ESIP is 20 years old! To celebrate, we interviewed ESIP community members about their perspectives on the progress of making Earth science data matter from over the last 20+ years. This is the ninth interview to be released. Check out other interviews in the series here.
Interviewee: Daniel Wieferich, United States Geological Survey (USGS)
Interviewer: Arika Virapongse
Date of interview: July 18, 2018
Arika: Could you tell me about when and how you got started working in the field of data and informatics, particularly in regards to Earth Science?
Daniel: I did a degree in Fish and Wildlife Management. When I was doing my master’s degree (during 2008 or 2009), I started dabbling in what I thought was big data at the time–several thousands of records. It was when I started understanding that there are a lot of data out there.
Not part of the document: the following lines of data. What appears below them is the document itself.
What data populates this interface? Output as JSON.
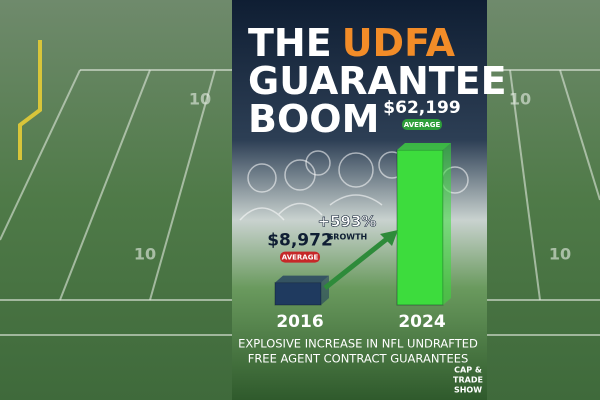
{
  "chart_data": {
    "type": "bar",
    "title": [
      "THE",
      "UDFA",
      "GUARANTEE",
      "BOOM"
    ],
    "title_colors": [
      "#ffffff",
      "#f28c28",
      "#ffffff",
      "#ffffff"
    ],
    "categories": [
      "2016",
      "2024"
    ],
    "values": [
      8972,
      62199
    ],
    "value_labels": [
      "$8,972",
      "$62,199"
    ],
    "value_tags": [
      "AVERAGE",
      "AVERAGE"
    ],
    "tag_colors": [
      "#c62828",
      "#2e9e3a"
    ],
    "colors": [
      "#1f3a5f",
      "#3ddc3d"
    ],
    "annotations": [
      "+593%",
      "GROWTH"
    ],
    "subtitle": [
      "EXPLOSIVE INCREASE IN NFL UNDRAFTED",
      "FREE AGENT CONTRACT GUARANTEES"
    ]
  },
  "logo": [
    "CAP &",
    "TRADE",
    "SHOW"
  ],
  "background_yard_numbers": [
    "10",
    "10",
    "10",
    "10"
  ]
}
For my first project outside of school, I worked on a national assessment of risk to fish habitat due to climate and land use change, and it really caught me off guard. That project introduced me to the real concept of big data. The need for people to go beyond Excel/Access and traditional science data management to more of a true data management.
Over the last 5-6 years, I’ve been more exposed to the data and informatics communities. I’m now starting to pick up on some of the terminology in the field.
What was the learning curve like? How did you gain the skills and training that you needed?
I am self-taught for the most part. After my graduate studies and about 2-3 years after starting with Michigan State University on a National Scope Data Products project, I did go back to get a certificate in computer programming at a community college. So I got retrofitted to the terminology and such. I still struggle with the terms, however, because I’m self-taught. I can understand it, but I don’t speak it as well as others.
I’d like to understand how the political, science, and technology context supports the importance of Earth Science data in society. Do you have any insights or thoughts about how this context has helped or hindered your ability to work in this field?
My data journey has been shaped by my changing perspectives on what data are available, what you can do with data, and how you should go about managing information. In the short period of time after I left my graduate studies at the university, they started introducing data-oriented and coding courses within the Fish and Wildlife Management degree program. At that time, I was in the position of looking back from just a few years ahead, and thinking that I wished that they had had those courses when I was a student, although they probably had some in the computer science department that I missed out on. I have seen some of this shift across the sciences, where folks are starting to pick up on that need–trying to teach these skills to up and coming scientists.
What are some of the major challenges and issues facing Earth Science data / informatics today?
In the short time that I have been involved in the field, I have been exposed to the rapid amount of information that is coming in. Even within agencies there is so much information. In situations where there are collaborative opportunities, it is still very difficult to standardize information. There are also a lot of different groups that are doing similar standardization efforts, but each are slightly different. Being on the science end of things, it is hard for me to keep up with all of the different opportunities and be exposed to these communities enough to know who to reach out to.
To a certain extent, to keep things moving, you need to balance the amount of efforts that you really dig into and fully understand. Over the last few years, it has been helpful for me to have built up a community of people who know the different pieces well. Communities that address specific scientific data issues, like ESIP (Earth Science Information Partners) or DataOne. In addition, I have management at USGS (United States Geological Survey) that supports my needs and has been exposed to these communities already. The domain science communities that I interact with most are freshwater aquatics and landscape ecology, which is a small enough group for me to get to know well.
Are there other data groups that you interact with?
The group that I work with at USGS is associated with a lot of different data groups, but personally this was my first ESIP meeting (2018 ESIP summer meeting). I went to the RDA (Research Data Alliance) meeting in Denver in 2017, and that was my first data meeting. So, I’m just starting to be fully exposed to these groups, and am still trying to pick up on what efforts within these groups to focus on. As I mentioned, my supervisor and colleagues are exposing me to a lot of the concepts, and encourage me to look into them more. But I come to a meeting like this one (2018 ESIP summer meeting), and there are so many sessions that I want to attend. I am trying to wade through what to invest my time into.
Where do you think or envision that data and informatics in your field is going in the future?
I have worked a lot with national scale data sets, and there are more of these data sets coming on board that are inconsistent. LiDar (Light Detection and Ranging) is also getting to be pretty important. There are a lot of regional datasets available and initiatives to try to bring these datasets into the larger national effort, but there are many different landscape-level influences that need to be addressed or recognized as big players, for example, biogeography and biodiversity issues. On the data end of things, there is a lot more information becoming available and opening more opportunities for different science to be happening. Hopefully there will be a shift within the science community to be able to work with that sort of information, as well as new tools to help with that transition.
[Disclaimer: The opinions expressed in this interview are those of the author alone and do not necessarily reflect official USGS, US government policy, or any other organizations listed here. This interview also represents an “oral history” (a recollection of history), so its value is in the personal perspectives and insights of the interviewee, rather than specific dates, years, and titles for reference.]